Appendix G — Blameless Post-Mortem

What We'd Do Differently

A structured retrospective on the full process: what worked, what didn't, root causes, and the process changes that would prevent recurrence.

What went well
Successes
  • Zero JavaScript errors on first render. D3 v7 API usage was correct throughout; no v5→v7 migration issues.
  • All three visualizations rendered correctly on first attempt. The SVG layout math was right despite its complexity.
  • Novelty was rigorously verified through five distinct search queries before committing to any design.
  • Data encoding is analytically sound. Real economic causal chains, realistic sports narrative arcs, research-backed business rhythm profiles.
  • Interactivity worked immediately: tooltips, animation, keyboard navigation, play/pause, slider all functional without debugging.
What didn't go well
Shortfalls
  • Contrast was systematically underspecified. No contrast audit step existed in the workflow. Relied on "looks fine" judgment rather than measurable targets.
  • Font sizes were consistently too small in SVG-rendered labels and sidebar headers, especially on information-dense slides.
  • Over-indexing on aesthetic restraint. The design philosophy of "subtle, glowing dark theme" led to over-suppressing important textual information.
  • Phillips curve sign error in initial data encoding—a factual error that required correction. Missing a subject-matter fact-check step.
Root cause analysis
The contrast failures trace to a single root cause: no explicit contrast target was set before styling began. Without a floor (e.g., "minimum 3:1 for all text"), individual opacity choices that each seem reasonable accumulate into a systematically illegible design.
Process changes
1. Set contrast floor first. Before any styling, define: normal text ≥ 4.5:1, large/bold text ≥ 3:1, decorative elements exempt.
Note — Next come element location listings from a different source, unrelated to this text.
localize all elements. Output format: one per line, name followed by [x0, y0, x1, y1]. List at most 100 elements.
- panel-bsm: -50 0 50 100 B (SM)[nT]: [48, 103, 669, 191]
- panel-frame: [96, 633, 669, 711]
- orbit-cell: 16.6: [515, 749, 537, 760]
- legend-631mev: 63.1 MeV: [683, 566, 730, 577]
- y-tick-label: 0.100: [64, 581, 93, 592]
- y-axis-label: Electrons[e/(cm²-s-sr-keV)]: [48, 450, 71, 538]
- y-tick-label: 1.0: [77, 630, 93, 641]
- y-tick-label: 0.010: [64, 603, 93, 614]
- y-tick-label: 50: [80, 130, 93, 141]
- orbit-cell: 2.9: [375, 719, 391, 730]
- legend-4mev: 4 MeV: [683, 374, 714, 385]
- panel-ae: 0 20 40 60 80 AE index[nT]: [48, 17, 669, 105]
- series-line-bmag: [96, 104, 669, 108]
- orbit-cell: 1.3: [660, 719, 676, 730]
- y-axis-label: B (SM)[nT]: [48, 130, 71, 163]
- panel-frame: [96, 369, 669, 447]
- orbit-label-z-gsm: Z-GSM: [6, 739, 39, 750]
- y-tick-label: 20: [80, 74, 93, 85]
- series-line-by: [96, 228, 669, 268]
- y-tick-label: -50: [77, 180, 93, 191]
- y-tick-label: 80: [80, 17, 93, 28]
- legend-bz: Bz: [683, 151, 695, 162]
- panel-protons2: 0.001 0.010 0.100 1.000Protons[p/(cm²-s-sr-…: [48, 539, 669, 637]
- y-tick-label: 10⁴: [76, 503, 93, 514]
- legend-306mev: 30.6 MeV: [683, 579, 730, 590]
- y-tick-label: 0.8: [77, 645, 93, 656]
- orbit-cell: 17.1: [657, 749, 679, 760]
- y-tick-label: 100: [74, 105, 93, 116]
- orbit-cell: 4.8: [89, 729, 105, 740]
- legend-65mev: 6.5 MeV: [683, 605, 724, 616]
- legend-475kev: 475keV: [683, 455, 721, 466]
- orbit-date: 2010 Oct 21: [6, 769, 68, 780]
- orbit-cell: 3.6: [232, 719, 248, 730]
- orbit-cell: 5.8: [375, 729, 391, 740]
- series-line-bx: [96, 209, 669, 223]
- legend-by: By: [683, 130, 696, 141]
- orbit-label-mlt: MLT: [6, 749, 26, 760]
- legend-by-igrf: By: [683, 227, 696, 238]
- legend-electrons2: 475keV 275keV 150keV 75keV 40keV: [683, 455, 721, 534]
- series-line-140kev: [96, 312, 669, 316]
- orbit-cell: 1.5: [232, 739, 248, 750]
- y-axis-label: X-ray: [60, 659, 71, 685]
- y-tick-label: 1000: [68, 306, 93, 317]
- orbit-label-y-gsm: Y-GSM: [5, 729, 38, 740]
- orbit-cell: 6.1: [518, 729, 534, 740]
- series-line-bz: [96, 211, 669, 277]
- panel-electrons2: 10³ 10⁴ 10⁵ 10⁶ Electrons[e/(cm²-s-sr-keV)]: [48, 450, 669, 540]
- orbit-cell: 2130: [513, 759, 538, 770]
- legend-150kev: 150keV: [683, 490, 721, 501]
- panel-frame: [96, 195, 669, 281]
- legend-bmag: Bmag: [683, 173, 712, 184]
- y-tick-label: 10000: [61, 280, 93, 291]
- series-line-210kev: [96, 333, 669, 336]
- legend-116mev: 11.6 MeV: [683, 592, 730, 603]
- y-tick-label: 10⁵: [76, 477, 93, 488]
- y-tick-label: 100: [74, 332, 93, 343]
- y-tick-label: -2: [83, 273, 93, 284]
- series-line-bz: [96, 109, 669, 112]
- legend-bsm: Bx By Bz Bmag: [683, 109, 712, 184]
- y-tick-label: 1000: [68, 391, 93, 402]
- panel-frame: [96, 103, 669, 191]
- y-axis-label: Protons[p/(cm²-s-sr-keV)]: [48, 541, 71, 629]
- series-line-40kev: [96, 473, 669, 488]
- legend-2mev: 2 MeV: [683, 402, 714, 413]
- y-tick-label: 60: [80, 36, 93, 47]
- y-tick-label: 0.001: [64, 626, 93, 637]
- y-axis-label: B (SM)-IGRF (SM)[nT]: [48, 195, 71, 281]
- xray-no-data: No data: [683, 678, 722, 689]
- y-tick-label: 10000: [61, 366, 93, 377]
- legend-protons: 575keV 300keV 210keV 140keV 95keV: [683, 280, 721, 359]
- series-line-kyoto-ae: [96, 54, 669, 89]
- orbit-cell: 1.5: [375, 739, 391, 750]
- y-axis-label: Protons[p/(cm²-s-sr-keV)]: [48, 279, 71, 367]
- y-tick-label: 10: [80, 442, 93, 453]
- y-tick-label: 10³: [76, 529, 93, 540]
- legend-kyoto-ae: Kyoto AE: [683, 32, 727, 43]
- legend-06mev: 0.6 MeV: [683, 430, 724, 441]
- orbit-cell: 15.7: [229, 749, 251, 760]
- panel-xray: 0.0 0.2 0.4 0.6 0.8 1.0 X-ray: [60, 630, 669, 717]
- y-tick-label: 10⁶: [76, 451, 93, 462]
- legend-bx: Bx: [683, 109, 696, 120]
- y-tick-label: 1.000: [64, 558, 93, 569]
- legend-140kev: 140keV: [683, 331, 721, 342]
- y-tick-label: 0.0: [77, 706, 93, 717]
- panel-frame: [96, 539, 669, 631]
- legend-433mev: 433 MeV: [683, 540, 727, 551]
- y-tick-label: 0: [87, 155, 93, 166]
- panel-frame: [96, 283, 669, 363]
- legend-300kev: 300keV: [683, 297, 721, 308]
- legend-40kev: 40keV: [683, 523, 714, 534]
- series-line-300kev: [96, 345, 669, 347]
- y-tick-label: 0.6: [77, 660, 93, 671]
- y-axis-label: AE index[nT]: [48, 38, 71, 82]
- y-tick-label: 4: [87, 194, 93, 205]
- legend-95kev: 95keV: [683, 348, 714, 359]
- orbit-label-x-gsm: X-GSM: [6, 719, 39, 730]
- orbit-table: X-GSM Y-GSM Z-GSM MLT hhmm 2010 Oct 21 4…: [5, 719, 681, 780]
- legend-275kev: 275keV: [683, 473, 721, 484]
2. Named "contrast pass" step. After visual design, explicitly audit every rgba(..., .X) and ask: "readability-reducing or intentional fade?"

3. Fact-check data relationships against a reference before encoding.
What good process looks like
CSS custom properties for each text role with explicit contrast targets baked in. Visual hierarchy through lightness + saturation, not opacity alone. Opacity reserved for true "fade" use cases: trail tails, background watermarks, hover states, decorative elements that genuinely should recede.